Lucius Annaeus Seneca: Octavia

Translation: E.F. Watling, 1966
Edition: Penguin, 1966
Review number: 292

There are several reasons why Octavia stands rather on its own in the canon of Seneca's works. It is not based on Greek myth, or a work by an earlier tragedian, but tells of the events of Seneca's own life. It is not a tragedy, being more akin to Shakespeare's histories: it may contain tragic elements, but the plot is determined by actual events. (Assuming that Seneca really wrote it, it is based on a more accurate knowledge of history than that possessed by Shakespeare - from first hand experience rather than from biased histories.) It is clearly not finished, consisting of a disconnected series of episodes not yet welded together into a conventional five-act framework. It could certainly not have been performed in Seneca's own lifetime, for his suicide came before Nero's death, and Nero was hardly an Emperor to take strong criticism calmly.

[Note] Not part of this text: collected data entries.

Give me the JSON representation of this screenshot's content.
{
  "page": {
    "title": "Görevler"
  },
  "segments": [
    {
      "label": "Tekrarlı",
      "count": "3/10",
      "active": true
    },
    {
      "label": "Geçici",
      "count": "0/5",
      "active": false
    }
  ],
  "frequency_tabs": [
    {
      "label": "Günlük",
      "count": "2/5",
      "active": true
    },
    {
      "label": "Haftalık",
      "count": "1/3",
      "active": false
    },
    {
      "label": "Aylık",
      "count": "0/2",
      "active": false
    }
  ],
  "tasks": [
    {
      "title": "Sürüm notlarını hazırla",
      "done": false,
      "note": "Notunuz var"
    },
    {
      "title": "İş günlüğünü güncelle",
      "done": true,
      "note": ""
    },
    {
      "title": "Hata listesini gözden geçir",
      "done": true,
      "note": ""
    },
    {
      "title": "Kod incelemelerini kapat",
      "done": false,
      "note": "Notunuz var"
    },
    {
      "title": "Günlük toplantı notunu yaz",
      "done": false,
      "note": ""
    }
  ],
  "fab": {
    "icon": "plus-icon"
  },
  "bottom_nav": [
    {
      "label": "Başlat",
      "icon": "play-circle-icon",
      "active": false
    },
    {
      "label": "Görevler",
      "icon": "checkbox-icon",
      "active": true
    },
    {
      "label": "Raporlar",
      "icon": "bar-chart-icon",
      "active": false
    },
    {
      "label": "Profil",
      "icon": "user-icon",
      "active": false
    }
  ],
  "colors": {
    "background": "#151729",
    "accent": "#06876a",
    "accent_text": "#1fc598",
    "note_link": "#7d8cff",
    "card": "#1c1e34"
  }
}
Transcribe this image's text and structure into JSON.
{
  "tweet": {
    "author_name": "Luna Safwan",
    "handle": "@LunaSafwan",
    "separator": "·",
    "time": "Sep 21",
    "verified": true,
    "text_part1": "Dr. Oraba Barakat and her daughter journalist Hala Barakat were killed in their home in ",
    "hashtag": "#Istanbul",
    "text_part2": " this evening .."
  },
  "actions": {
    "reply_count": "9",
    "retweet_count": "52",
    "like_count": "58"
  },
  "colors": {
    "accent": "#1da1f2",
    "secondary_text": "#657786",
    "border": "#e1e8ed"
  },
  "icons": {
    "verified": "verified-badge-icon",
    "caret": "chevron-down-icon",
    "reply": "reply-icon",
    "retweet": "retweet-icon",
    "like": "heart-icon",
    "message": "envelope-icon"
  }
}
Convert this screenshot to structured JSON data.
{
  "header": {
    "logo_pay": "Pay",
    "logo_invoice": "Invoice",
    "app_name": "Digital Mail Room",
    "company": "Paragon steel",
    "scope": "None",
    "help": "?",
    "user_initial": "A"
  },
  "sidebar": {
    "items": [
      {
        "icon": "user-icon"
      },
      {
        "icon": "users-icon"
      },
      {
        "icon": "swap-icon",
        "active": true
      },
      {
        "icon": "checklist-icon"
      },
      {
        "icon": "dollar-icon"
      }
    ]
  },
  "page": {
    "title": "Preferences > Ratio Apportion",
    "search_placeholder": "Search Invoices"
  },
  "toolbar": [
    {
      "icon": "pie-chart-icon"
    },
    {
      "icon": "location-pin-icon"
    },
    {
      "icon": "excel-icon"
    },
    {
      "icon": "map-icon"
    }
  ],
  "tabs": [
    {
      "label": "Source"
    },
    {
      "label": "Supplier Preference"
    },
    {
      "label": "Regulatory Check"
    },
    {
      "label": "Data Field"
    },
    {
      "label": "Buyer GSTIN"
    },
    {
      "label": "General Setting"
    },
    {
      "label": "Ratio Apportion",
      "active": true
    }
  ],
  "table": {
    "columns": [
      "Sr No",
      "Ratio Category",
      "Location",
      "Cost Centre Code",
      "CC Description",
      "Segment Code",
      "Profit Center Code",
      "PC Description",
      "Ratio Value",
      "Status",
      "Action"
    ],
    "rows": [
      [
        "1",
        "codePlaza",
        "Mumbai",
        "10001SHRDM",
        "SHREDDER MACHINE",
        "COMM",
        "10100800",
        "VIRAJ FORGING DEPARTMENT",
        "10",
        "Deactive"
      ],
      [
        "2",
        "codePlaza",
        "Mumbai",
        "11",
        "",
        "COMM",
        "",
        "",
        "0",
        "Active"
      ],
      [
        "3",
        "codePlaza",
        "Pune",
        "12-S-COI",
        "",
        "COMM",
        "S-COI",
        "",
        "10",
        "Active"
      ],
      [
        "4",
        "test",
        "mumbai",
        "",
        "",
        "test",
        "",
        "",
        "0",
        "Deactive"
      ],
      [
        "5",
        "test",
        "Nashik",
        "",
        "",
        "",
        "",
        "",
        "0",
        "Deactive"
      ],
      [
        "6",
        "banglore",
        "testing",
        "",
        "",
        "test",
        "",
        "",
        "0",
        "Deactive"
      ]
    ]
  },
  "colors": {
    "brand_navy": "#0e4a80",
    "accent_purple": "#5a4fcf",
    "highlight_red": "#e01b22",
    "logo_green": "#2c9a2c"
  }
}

There is a question over the authorship of Octavia, which partly flows from the features which distinguish it from Seneca's definitely authentic works, but which also stems from other causes. There are two main manuscript groups for the plays, but Octavia only exists in one of them. The portrayal of Seneca is not very complimentary and doesn't fit with the traditional picture of the virtuous philosopher tutor to the depraved Nero. (Mind you, this picture of Seneca also doesn't fit in with the relish for the macabre shown in the tragedies, nor with some of the language of the speeches, in which the philosophy expressed is usually banal. This has been used as an argument against identifying the Seneca to whom the plays are attributed with Nero's tutor.)

The play itself is concerned with the plotting surrounding Nero's divorce of his first wife Octavia, in a similar vein to Rachine's Britannicus (with which it shares many characters). It is not sufficiently near completion to judge what its quality would have been if it had been finished, but it certainly contains some fine speeches.